I have to show that the following expression is equal to zero:

$$ \lim_{n \to \infty} \mathbb{P}_\theta\bigg(\bigg\Vert \frac{Y}{n} - \theta\bigg\Vert > \varepsilon\bigg). $$

But I am unsure how to use the hint to continue from here.

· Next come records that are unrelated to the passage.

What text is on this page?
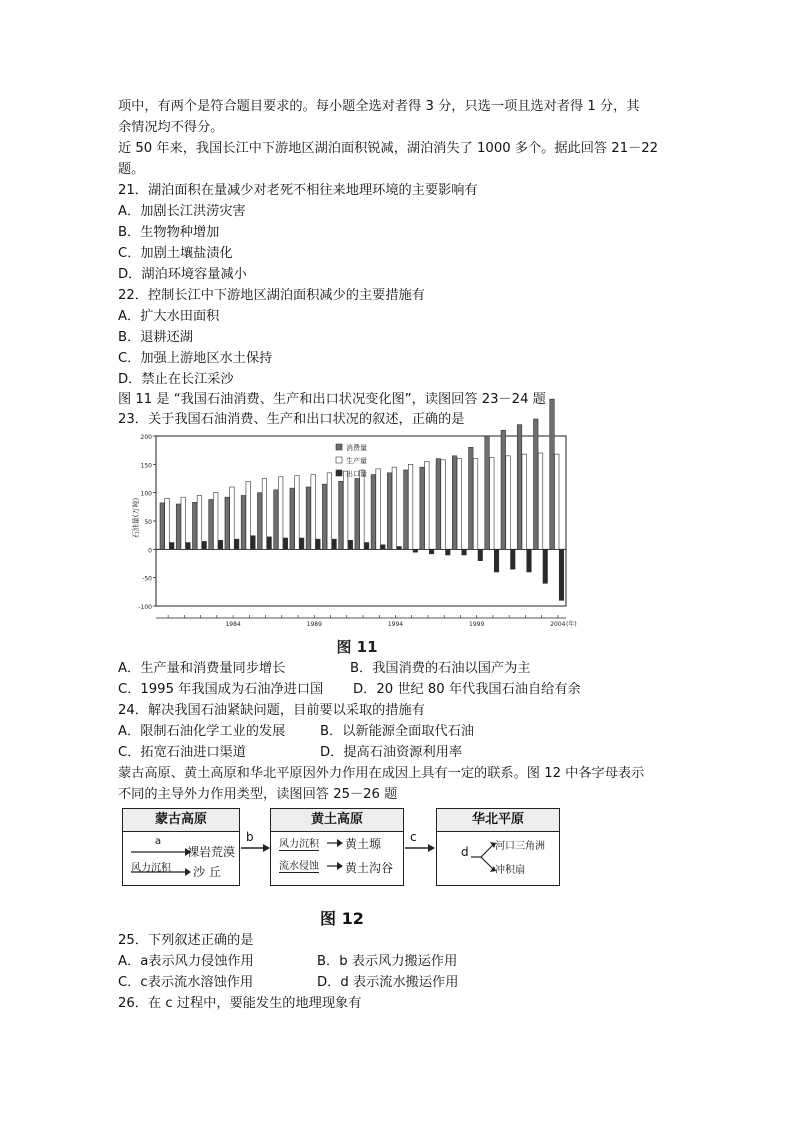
项中，有两个是符合题目要求的。每小题全选对者得 3 分，只选一项且选对者得 1 分，其
余情况均不得分。
近 50 年来，我国长江中下游地区湖泊面积锐减，湖泊消失了 1000 多个。据此回答 21－22
题。
21．湖泊面积在量减少对老死不相往来地理环境的主要影响有
A．加剧长江洪涝灾害
B．生物物种增加
C．加剧土壤盐渍化
D．湖泊环境容量减小
22．控制长江中下游地区湖泊面积减少的主要措施有
A．扩大水田面积
B．退耕还湖
C．加强上游地区水土保持
D．禁止在长江采沙
图 11 是 “我国石油消费、生产和出口状况变化图”，读图回答 23－24 题
23．关于我国石油消费、生产和出口状况的叙述，正确的是
200
150
100
50
0
-50
-100
石油量(万吨)
1984	1989	1994	1999	2004 (年)
消费量
生产量
出口量
图 11
A．生产量和消费量同步增长	B．我国消费的石油以国产为主
C．1995 年我国成为石油净进口国 D．20 世纪 80 年代我国石油自给有余
24．解决我国石油紧缺问题，目前要以采取的措施有
A．限制石油化学工业的发展	B．以新能源全面取代石油
C．拓宽石油进口渠道	D．提高石油资源利用率
蒙古高原、黄土高原和华北平原因外力作用在成因上具有一定的联系。图 12 中各字母表示
不同的主导外力作用类型，读图回答 25－26 题
蒙古高原
a
裸岩荒漠
风力沉积 沙 丘
b
黄土高原
风力沉积 黄土塬
流水侵蚀 黄土沟谷
c
华北平原
d	河口三角洲
冲积扇
图 12
25．下列叙述正确的是
A．a表示风力侵蚀作用	B．b 表示风力搬运作用
C．c表示流水溶蚀作用	D．d 表示流水搬运作用
26．在 c 过程中，要能发生的地理现象有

Any help would be appreciated.

Answer 1

With $\hat \theta_n \mathrel {:=} Y/n$, here are three quick ways to solve this problem:

• From the comments you already know that $\mathbb E_\theta[\hat \theta_n] = \theta$ and $\mathbb V_\theta[\hat \theta_n] = \theta (1-\theta)/n$ for all $\theta \in [0,1]$ and $n \in \mathbb N_{\geq 1}.$
  Therefore, $\mathbb E_\theta[(\hat \theta_n - \mathbb E_\theta[\hat \theta_n])^2] = \mathbb V_\theta[\hat \theta_n] = \theta (1-\theta)/n \overset{n \to \infty} {\longrightarrow} 0$, i.e., $\hat \theta_n$ converges in $L^2$ to $\theta$ as $n \to \infty$. Use the relation between convergence in $L^2$ and convergence in probability to finish the proof.
• Represent $Y$ as $Y = \sum_{i=1}^n X_i,$ with $X_i \overset{\mathrm{i.i.d.}}{\sim} \mathrm{Bernoulli}(\theta)$ for all $n \in \mathbb N_{\geq 1}, i \in \{1, \ldots, n\}.$
  Then, use the weak LLN to conclude that $\hat \theta_n \overset{p}{\longrightarrow} \theta$ as $n \to \infty.$
• If $\theta \in \{0,1\}$, then $\mathbb V_\theta[\hat \theta_n] = 0$ and $\hat \theta_n = \mathbb E_\theta[\hat \theta_n] = \theta$ almost surely. You can use the relation between almost sure convergence and convergence in probability to conclude that $\hat \theta_n$ is also weakly consistent.
  For $\theta \in (0,1)$, again, write $Y$ as $Y = \sum_{i=1}^n X_i,$ with $X_i \overset{\mathrm{i.i.d.}}{\sim} \mathrm{Bernoulli}(\theta)$ for all $n \in \mathbb N_{\geq 1}, i \in \{1, \ldots, n\}.$
  The Lindeberg-Lévy CLT gives $ \sqrt{n}\left(\hat \theta_n - \theta\right) \overset{d}{\underset{n \to \infty}\longrightarrow} \mathop{\mathcal N}\left(0, \theta\left(1-\theta\right)\right). $
  To show that this implies that $\hat \theta_n$ converges in distribution (or, equivalently, in probability) to $\theta$ as $n$ tends to infinity, you can rewrite $\hat \theta_n$ as follows $$ \hat \theta_n = \underbrace{\frac{1}{\sqrt{n}}}_{{\underset{n \to \infty}\longrightarrow}0} \underbrace{\sqrt{n}\left(\hat \theta_n - \theta\right)}_{\overset{d}{\underset{n \to \infty}\longrightarrow} \mathop{\mathcal N}\left(0, \theta\left(1-\theta\right)\right)} + \theta. $$ Now, use Slutsky's theorem to finish the proof: $$ \hat \theta_n \overset{d}{\underset{n \to \infty}\longrightarrow} 0 + \theta = \theta \iff \hat \theta_n \overset{p}{\underset{n \to \infty}\longrightarrow} \theta. $$